Majorana modes in a triple-terminal Josephson junction with embedded parallel-coupled double quantum dots

TL;DR

This paper explores the Josephson effect in a triple-terminal junction with double quantum dots, revealing robust 4π-period oscillations and proposing a feasible way to realize Majorana modes in a nonmagnetic system.

Contribution

It introduces a novel setup for observing Majorana modes using a triple-terminal Josephson junction with embedded double quantum dots, independent of fermion parity and Coulomb interactions.

Findings

Supercurrent oscillates with 4π period under phase adjustments.

Majorana modes are analytically defined via superpositions of electron and hole operators.

The results are robust against various system parameters.

Abstract

We investigate the Josephson effect in one triple-terminal junction with embedded parallel-coupled double quantum dots.
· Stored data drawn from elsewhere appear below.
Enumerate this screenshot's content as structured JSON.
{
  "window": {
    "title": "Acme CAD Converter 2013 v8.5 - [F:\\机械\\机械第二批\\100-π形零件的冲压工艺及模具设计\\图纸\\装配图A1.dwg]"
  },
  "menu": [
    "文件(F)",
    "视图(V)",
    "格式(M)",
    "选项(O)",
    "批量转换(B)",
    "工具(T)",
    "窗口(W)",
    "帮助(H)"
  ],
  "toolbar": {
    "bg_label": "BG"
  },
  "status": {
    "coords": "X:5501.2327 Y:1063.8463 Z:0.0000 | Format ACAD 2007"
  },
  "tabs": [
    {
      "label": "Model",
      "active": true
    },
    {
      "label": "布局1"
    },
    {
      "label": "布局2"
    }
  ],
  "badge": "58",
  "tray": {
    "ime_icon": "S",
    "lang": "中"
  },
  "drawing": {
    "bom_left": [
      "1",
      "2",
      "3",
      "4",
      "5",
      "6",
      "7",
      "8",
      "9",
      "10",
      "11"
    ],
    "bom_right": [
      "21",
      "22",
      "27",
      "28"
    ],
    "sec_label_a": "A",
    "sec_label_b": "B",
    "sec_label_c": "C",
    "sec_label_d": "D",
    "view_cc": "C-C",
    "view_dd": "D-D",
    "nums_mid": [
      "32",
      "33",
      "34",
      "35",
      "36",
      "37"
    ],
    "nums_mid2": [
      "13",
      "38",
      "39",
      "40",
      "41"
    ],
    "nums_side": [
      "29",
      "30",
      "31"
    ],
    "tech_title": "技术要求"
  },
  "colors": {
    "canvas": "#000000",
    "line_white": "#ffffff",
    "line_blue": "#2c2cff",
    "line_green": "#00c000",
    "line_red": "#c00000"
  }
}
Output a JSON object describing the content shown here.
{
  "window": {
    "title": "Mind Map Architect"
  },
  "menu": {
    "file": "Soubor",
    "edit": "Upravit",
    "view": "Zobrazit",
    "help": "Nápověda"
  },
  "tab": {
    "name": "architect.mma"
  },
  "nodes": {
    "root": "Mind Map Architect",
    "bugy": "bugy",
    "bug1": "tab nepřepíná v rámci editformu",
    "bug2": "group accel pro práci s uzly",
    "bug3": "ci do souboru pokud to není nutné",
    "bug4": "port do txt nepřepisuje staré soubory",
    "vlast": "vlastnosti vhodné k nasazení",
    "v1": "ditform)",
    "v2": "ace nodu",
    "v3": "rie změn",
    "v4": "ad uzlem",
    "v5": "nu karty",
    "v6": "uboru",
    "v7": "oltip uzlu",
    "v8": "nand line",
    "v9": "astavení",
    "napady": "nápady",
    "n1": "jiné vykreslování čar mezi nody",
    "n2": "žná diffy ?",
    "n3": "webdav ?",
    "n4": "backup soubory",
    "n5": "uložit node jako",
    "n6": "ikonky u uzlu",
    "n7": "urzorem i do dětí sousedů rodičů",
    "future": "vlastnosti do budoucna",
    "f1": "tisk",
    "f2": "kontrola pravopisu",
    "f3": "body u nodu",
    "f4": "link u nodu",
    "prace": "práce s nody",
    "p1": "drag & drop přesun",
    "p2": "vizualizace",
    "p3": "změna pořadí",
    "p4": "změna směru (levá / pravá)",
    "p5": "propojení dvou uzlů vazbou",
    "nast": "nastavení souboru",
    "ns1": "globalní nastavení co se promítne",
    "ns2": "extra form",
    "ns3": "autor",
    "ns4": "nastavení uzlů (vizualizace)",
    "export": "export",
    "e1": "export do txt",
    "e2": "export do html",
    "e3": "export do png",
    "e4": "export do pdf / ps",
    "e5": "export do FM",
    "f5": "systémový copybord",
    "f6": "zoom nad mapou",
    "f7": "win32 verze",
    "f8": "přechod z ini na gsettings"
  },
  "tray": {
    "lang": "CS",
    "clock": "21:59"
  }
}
It is found that the inter-superconductor supercurrent has opportunities to oscillate in $4\pi$ period, with the adjustment of the phase differences among the superconductors. What is notable is that such a result is robust and independent of fermion parities, intradot Coulomb strength, and the dot-superconductor coupling manner. By introducing the concept of spinful many-particle Majorana modes, we present the analytical definition of the Majorana operator via superposing electron and hole operators. It can be believed that this work provide a simple but feasible proposal for the realization of Majorana modes in a nonmagnetic system.